The previous section on collisions discussed how to handle product environments. It is also important to consider how to handle the test automation environment. These are two different things: the product environment contains the live product under test, while the test environment contains the automation software and resources that run tests against the product. The test environment is where the parallel tests will be executed, and, as such, it must be scalable to handle the parallelization. A common example of a test environment could be a Jenkins master with a few agents for running build pipelines. There are two primary ways to scale the test environment: scale-up and scale-out.

Parallel Scale-Up

Scale-up is when one machine is configured to handle more tests in parallel. For example, scale-up would be when a machine switches from one (serial) thread to two, three, or even more in parallel. Many popular test runners support this type of scale-up by spawning and joining threads in a common memory address space or by forking processes. (For example, the SpecFlow+ Runner lets you choose.)

Scale-up is a simple way to squeeze as much utility out of an existing machine as possible. If tests are designed to handle collisions, and the test runner has out-of-the-box support, then it’s usually pretty easy to add more test threads/processes. However, parallel test scale-up is inherently limited by the machine’s capacity. Each additional test process succumbs to the law of diminishing returns as more memory and processor cycles are used. Eventually, adding more threads will actually slow down test execution because the processor(s) will waste time constantly switching between tests. (Anecdotally, I found the optimal test-thread-to-processor ratio to be 2-to-1 for running C#/SpecFlow/Selenium-WebDriver tests on Amazon EC2 M4 instances.) A machine itself could be upgraded with more threads and processors, but nevertheless, there are limits to a single machine’s maximum capacity. Weird problems like TCP/IP port exhaustion may also arise.

Scale Up
Scale-up adds more threads to one machine.

Parallel Scale-Out

Scale-out is when multiple machines are configured to run tests in parallel. Whereas scale-up had one machine running multiple tests, scale-out has multiple machines each running tests. Scale-out can be achieved in a number of ways. A few examples are:

  • One master test execution machine launches multiple Web UI tests that each use a remote Selenium WebDriver with a service like Selenium Grid, Sauce Labs, LambdaTest, or BrowserStack.
  • A Jenkins pipeline launches tests across ten agents in parallel, in which each agent executes a tenth of the tests independently.
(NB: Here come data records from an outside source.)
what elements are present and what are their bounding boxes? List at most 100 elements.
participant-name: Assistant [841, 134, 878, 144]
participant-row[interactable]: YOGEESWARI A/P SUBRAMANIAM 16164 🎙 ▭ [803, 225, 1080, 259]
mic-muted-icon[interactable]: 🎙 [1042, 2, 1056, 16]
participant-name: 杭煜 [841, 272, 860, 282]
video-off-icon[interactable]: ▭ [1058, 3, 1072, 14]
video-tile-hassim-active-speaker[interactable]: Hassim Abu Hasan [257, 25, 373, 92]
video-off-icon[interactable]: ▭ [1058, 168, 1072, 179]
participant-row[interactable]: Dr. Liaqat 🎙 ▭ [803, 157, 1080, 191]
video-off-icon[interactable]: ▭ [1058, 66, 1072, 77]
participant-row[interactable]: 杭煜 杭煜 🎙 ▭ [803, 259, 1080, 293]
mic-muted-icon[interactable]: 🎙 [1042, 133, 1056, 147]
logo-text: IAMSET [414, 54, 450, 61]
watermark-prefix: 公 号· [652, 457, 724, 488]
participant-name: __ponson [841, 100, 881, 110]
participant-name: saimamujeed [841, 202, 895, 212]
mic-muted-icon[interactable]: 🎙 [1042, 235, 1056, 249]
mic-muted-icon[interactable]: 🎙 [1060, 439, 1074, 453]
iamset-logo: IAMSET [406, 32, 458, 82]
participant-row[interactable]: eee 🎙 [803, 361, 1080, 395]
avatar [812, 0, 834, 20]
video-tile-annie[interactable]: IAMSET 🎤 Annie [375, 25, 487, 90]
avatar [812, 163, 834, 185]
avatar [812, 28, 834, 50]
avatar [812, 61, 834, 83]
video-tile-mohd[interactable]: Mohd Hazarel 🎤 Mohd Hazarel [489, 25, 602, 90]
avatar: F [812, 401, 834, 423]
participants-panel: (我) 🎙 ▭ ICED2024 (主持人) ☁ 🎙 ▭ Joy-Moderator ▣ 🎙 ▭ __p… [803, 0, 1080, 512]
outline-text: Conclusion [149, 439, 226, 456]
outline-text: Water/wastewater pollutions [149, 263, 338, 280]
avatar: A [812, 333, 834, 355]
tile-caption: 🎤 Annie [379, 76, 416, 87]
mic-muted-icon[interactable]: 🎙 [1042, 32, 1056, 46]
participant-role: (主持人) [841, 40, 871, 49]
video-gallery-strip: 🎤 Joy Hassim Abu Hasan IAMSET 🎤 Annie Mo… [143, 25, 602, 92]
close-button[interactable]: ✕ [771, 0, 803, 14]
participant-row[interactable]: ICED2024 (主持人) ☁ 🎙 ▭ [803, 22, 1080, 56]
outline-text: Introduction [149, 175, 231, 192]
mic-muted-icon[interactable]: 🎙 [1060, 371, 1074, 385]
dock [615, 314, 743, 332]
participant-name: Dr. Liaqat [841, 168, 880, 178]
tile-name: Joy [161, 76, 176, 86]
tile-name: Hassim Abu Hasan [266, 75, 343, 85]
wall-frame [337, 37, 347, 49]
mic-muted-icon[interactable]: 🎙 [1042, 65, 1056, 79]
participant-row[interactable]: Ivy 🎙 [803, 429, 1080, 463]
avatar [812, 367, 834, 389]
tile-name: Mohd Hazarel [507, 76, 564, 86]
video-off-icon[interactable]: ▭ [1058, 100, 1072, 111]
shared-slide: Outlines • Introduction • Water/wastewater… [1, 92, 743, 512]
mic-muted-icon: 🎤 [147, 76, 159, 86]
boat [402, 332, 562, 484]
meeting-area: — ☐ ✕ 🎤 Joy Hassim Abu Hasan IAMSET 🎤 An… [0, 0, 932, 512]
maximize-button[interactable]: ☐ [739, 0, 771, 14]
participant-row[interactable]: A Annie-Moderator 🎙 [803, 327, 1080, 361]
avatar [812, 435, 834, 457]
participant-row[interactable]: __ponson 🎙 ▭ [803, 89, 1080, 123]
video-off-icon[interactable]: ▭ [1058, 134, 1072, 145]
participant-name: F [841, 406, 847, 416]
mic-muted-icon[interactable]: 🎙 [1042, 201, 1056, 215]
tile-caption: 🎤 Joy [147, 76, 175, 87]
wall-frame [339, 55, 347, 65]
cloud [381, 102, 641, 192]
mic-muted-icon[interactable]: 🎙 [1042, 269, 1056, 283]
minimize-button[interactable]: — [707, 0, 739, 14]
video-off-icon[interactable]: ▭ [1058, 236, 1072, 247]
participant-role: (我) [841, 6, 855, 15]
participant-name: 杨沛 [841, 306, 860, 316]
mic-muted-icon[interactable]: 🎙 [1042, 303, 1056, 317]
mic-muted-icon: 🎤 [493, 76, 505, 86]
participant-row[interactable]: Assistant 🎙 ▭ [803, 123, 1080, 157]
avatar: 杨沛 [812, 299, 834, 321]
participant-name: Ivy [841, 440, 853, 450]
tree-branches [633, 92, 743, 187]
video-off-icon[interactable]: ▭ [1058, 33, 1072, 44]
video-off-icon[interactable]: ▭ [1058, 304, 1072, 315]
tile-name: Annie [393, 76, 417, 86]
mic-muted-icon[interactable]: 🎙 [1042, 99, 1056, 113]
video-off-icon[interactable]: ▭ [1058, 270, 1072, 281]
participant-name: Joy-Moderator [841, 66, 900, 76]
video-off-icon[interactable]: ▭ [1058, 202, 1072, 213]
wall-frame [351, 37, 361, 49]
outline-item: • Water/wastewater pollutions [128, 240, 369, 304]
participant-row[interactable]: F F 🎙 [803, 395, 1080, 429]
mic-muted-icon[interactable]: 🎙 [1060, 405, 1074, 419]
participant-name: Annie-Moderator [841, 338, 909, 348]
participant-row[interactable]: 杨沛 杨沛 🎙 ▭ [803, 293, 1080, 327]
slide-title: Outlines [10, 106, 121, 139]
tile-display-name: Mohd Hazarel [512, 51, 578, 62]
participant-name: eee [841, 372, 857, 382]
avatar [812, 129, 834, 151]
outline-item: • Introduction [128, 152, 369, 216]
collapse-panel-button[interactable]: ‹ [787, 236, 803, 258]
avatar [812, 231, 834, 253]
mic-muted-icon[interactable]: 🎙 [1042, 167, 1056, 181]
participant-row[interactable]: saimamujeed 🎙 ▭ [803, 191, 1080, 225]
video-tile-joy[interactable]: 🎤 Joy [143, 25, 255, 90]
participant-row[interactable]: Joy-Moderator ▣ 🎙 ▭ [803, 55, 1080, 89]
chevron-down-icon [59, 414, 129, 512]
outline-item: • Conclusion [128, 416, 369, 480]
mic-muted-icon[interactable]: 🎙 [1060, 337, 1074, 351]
Scale-out is a better long-term solution than scale-up because scale-out can handle an unlimited number of machines for parallel testing. The limiting factor with scale-out is not the maximum capacity of the hardware but rather the cost of running more machines. However, scale-out is much harder to implement than scale-up. It requires tests to be evenly divided with some sort of balancer and filter. It also requires some sort of test result aggregation for joint reporting – people won’t want to piece together a bunch of separate reports to get an overall snapshot of quality. Plus, the test environment is more complicated to build and maintain (though tools like CloudBees Jenkins Enterprise or Amazon EC2 can make it easier.)

Scale Out
Scale-out distributes tests across multiple machines.

Upwards and Outwards

Of course, scale-up and scale-out are not mutually exclusive. Scaled-out nodes could individually be scaled-up. Consider a test environment with 10 powerful VMs that could each handle 10 tests in parallel – that means 100 tests could run simultaneously. Using the Rule of 1’s, it would take only about a minute to run 100 Web UI tests, which serially would have taken over an hour and a half! Use both strategies to shorten start-to-end runtime as much as possible.

Conclusion

Parallel testing is a worthwhile endeavor. When done properly, it will not only reduce development time but also improve the development experience. For readers who want to start doing parallel testing, I recommend researching the tools and frameworks you want to use. Many popular test frameworks support parallel execution, and even if the one you choose doesn’t, you can always invoke tests in parallel from the command line. Do well!